Rocklands rejected a A56c per share takeover offer from Jindal back in February, but other opportunities came up during the negotiations in India.
Jindal was disposing of its coal tailings and waste by backfilling mined-out areas.
Rocklands manufactures metallurgical coke in China and proposed using available Chinese technology to produce sintered bricks from the coal waste.
“The process does not require an external fuel source to produce the heat required to fuse the brick particles together, making it energy-efficient,” the Perth-based company said.
“Sintered bricks have a higher compressive strength and are harder than clay-fired bricks. They are also lighter, size for size, than clay bricks.
“Both parties see this as an environmentally friendly project and foresee a huge demand in India for the bricks.”
The new JV is looking at a $US10 million plant capable of producing 150,000 tonnes of the bricks per annum, with the option of ramping up to 600,000tpa in up to three years.
The first of two planned production lines could be up and running by April 2011.
Both companies will also work together to advance Rocklands’ coking coal projects in Queensland, with Jindal agreeing to produce draft development plans.

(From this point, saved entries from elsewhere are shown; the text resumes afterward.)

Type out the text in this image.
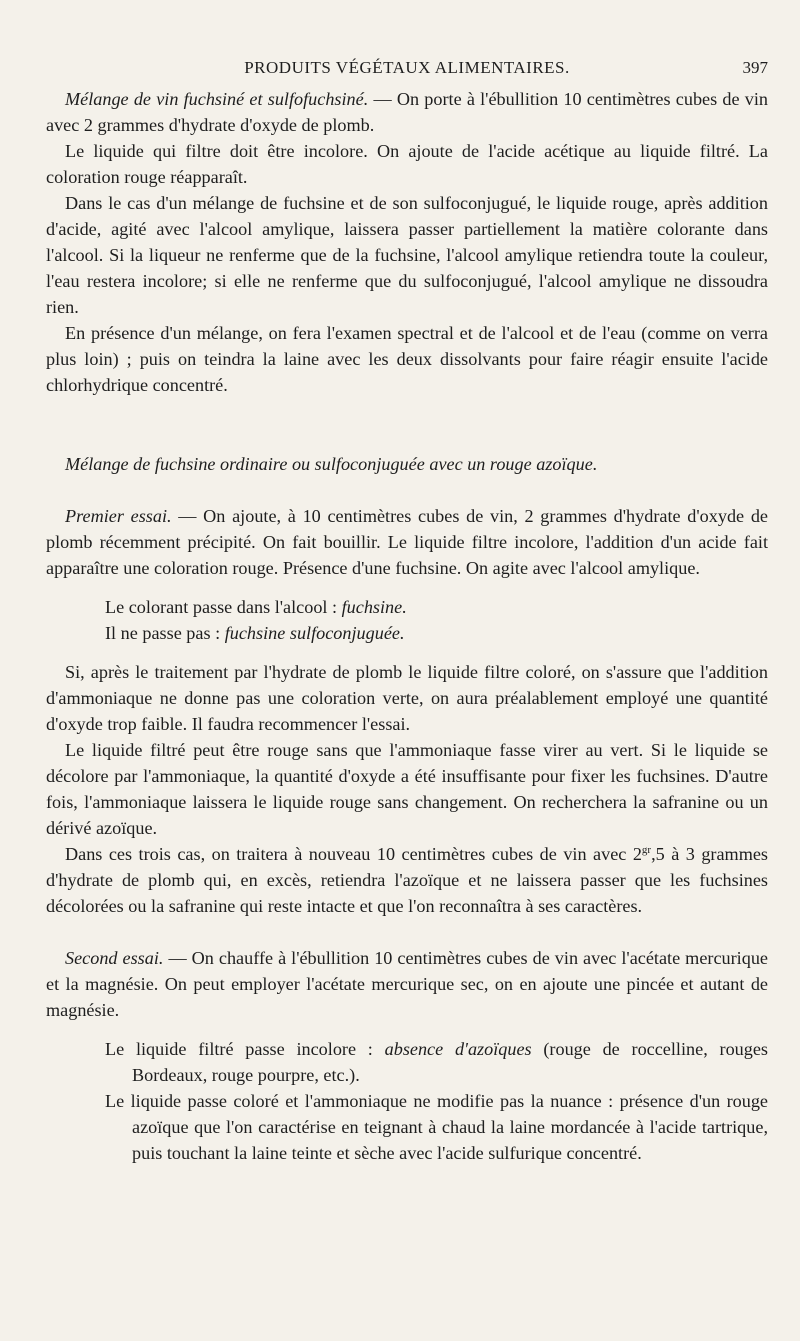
PRODUITS VÉGÉTAUX ALIMENTAIRES.	397

Mélange de vin fuchsiné et sulfofuchsiné. — On porte à l'ébullition 10 centimètres cubes de vin avec 2 grammes d'hydrate d'oxyde de plomb.

Le liquide qui filtre doit être incolore. On ajoute de l'acide acétique au liquide filtré. La coloration rouge réapparaît.

Dans le cas d'un mélange de fuchsine et de son sulfoconjugué, le liquide rouge, après addition d'acide, agité avec l'alcool amylique, laissera passer partiellement la matière colorante dans l'alcool. Si la liqueur ne renferme que de la fuchsine, l'alcool amylique retiendra toute la couleur, l'eau restera incolore; si elle ne renferme que du sulfoconjugué, l'alcool amylique ne dissoudra rien.

En présence d'un mélange, on fera l'examen spectral et de l'alcool et de l'eau (comme on verra plus loin) ; puis on teindra la laine avec les deux dissolvants pour faire réagir ensuite l'acide chlorhydrique concentré.

Mélange de fuchsine ordinaire ou sulfoconjuguée avec un rouge azoïque.

Premier essai. — On ajoute, à 10 centimètres cubes de vin, 2 grammes d'hydrate d'oxyde de plomb récemment précipité. On fait bouillir. Le liquide filtre incolore, l'addition d'un acide fait apparaître une coloration rouge. Présence d'une fuchsine. On agite avec l'alcool amylique.

Le colorant passe dans l'alcool : fuchsine.

Il ne passe pas : fuchsine sulfoconjuguée.

Si, après le traitement par l'hydrate de plomb le liquide filtre coloré, on s'assure que l'addition d'ammoniaque ne donne pas une coloration verte, on aura préalablement employé une quantité d'oxyde trop faible. Il faudra recommencer l'essai.

Le liquide filtré peut être rouge sans que l'ammoniaque fasse virer au vert. Si le liquide se décolore par l'ammoniaque, la quantité d'oxyde a été insuffisante pour fixer les fuchsines. D'autre fois, l'ammoniaque laissera le liquide rouge sans changement. On recherchera la safranine ou un dérivé azoïque.

Dans ces trois cas, on traitera à nouveau 10 centimètres cubes de vin avec $2^{gr},5$ à 3 grammes d'hydrate de plomb qui, en excès, retiendra l'azoïque et ne laissera passer que les fuchsines décolorées ou la safranine qui reste intacte et que l'on reconnaîtra à ses caractères.

Second essai. — On chauffe à l'ébullition 10 centimètres cubes de vin avec l'acétate mercurique et la magnésie. On peut employer l'acétate mercurique sec, on en ajoute une pincée et autant de magnésie.

Le liquide filtré passe incolore : absence d'azoïques (rouge de roccelline, rouges Bordeaux, rouge pourpre, etc.).

Le liquide passe coloré et l'ammoniaque ne modifie pas la nuance : présence d'un rouge azoïque que l'on caractérise en teignant à chaud la laine mordancée à l'acide tartrique, puis touchant la laine teinte et sèche avec l'acide sulfurique concentré.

Rocklands’ Hillalong project 100km west of Mackay has total JORC-compliant coal resources of 61.3 million tonnes, while its namesake project 40km south of Blackwater has total resources of 880Mt.
Over to China, Jindal has agreed to help Rocklands start a feasibility study for its coke oven expansion project to increase coke production by 800,000t.
Under the agreements struck this week, Jindal will also win a board position in Rocklands should its stakeholding of the junior get above 14%.
Rocklands chairman Benny Wu said the agreements with Jindal were an unexpected breakthrough.
Jindal holds 13.6% of Rocklands.
Shares in Rocklands closed down half a cent to 25c yesterday.